Fairly quiet here with typical winter - perhaps rather more wind than usual. Hoping to get up a hill if wind and weather ameliorates before month ends.
Hides doing OK once we got the Duck Tape into place.
Three Dippers on the stream today - two with no rings and one with two. This one was fairly confiding even when the farm machinery went close by. Definitely a good sign as it needs to be pretty tolerant of disturbance with the aquatic dogs that it will have to face in the coming months. This feeding strategy fascinated me - the water formed a cone around the probing bill.
It's definitely been wintry here over the last few days with cold and snow, but cloudy and damp too, so terrible photography weather!
Spent last week in Bulgaria photographing winter birds. It was very cold there, but brighter than UK with some nice snowy scenes. Too much snow, however, for the main target of our visit.
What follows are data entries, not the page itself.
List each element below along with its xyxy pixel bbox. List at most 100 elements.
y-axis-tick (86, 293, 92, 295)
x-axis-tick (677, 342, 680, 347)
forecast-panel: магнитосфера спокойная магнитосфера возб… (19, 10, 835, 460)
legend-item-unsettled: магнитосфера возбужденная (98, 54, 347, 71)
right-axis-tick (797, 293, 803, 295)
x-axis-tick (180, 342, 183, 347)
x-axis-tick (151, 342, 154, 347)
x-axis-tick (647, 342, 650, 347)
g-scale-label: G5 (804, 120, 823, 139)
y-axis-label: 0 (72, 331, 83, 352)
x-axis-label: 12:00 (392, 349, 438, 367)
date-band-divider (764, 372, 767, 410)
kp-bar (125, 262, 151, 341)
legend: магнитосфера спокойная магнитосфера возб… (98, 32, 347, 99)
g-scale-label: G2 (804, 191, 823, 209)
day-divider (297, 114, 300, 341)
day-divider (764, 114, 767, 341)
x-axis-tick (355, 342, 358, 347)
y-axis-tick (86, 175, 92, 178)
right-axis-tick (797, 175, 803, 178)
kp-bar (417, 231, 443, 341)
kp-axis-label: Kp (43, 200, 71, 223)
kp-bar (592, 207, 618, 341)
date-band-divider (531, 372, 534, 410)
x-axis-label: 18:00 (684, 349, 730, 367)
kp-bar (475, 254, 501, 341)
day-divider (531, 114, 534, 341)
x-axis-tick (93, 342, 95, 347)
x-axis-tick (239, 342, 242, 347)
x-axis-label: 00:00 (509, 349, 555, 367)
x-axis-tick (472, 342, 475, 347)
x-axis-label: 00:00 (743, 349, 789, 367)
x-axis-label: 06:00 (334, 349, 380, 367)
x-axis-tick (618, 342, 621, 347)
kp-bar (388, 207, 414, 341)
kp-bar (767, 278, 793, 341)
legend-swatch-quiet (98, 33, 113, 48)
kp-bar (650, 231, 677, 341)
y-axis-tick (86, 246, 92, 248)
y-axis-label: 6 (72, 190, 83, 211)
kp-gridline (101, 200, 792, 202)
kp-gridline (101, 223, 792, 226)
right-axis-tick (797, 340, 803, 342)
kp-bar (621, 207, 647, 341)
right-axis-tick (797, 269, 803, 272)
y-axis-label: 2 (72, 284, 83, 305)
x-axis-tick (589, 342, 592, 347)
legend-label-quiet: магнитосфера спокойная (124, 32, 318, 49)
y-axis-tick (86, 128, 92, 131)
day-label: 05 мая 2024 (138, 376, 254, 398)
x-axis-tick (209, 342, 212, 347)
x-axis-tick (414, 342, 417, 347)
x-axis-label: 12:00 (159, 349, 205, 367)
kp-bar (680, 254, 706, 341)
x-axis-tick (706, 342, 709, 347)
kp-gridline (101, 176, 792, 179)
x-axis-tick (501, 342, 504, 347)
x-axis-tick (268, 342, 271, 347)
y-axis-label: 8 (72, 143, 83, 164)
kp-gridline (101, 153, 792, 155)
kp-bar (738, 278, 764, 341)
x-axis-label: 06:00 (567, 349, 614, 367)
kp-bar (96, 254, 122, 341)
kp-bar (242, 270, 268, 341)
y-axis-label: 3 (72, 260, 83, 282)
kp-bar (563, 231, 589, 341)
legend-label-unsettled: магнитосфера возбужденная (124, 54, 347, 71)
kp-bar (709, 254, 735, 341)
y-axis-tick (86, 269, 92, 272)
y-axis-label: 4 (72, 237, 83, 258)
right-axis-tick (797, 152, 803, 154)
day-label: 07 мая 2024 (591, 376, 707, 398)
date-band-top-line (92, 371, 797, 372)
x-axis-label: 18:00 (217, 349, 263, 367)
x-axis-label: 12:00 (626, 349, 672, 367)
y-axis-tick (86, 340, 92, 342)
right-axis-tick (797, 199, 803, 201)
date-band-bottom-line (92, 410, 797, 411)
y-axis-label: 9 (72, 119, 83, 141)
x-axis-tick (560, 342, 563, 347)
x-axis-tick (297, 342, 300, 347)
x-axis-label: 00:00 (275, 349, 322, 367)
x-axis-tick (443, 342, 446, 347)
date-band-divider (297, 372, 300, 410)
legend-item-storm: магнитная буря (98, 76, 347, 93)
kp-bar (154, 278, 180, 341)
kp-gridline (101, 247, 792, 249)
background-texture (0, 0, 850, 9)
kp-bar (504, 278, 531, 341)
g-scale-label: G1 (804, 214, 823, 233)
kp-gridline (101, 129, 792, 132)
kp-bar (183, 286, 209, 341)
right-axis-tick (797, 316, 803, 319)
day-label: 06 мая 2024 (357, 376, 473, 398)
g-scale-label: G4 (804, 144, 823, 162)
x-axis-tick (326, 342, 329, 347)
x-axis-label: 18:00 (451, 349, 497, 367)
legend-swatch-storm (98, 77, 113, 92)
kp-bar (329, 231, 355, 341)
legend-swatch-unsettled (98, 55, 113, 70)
The Golden Eagle hides were inaccessible due to heavy snow the week before.
We had plenty feeder birds to photograph though - lovely Sombre Tits, Tree Sparrows, Greenfinches and you can never have too many Hawfinches (opposite).
We also spent a few days in a Goshawk hide way up a mountain, getting close encounters with a lovely female.
A New Year but the weather has been very quiet and hardly wintry at all. Nevertheless there have been a good variety of birds around. Today we had a creditable thirteen waders from a total of 66 birds for the Bird Club Outing.
Perhaps the biggest disappointment is that without frost or snow you cannot take picture that shout winter! Maybe soon I will be regretting saying that - I guess the weather is good for wintering bird survival (except ones needing carrion I suppose).
This drake Smew was unusually co-operative as they usually stay a football pitch away from any observers. He is a handsome little bird with simple, but very effective, black and white livery.
Just back from Costa Rica in time to get ready for Christmas. It all went well and we pretty much succeeded in out targets of Toucans, Hummers and Poison-dart Frogs.
Much better than our first trip in 1995; so many places pull the birds out of the forest with bananas. We still did quite a few trails in the heat with heavy loads but with something in the bag already for the day it didn't seem so bad. U.S. Customs not fun considering we didn't even want to enter the country but that's air travel these days.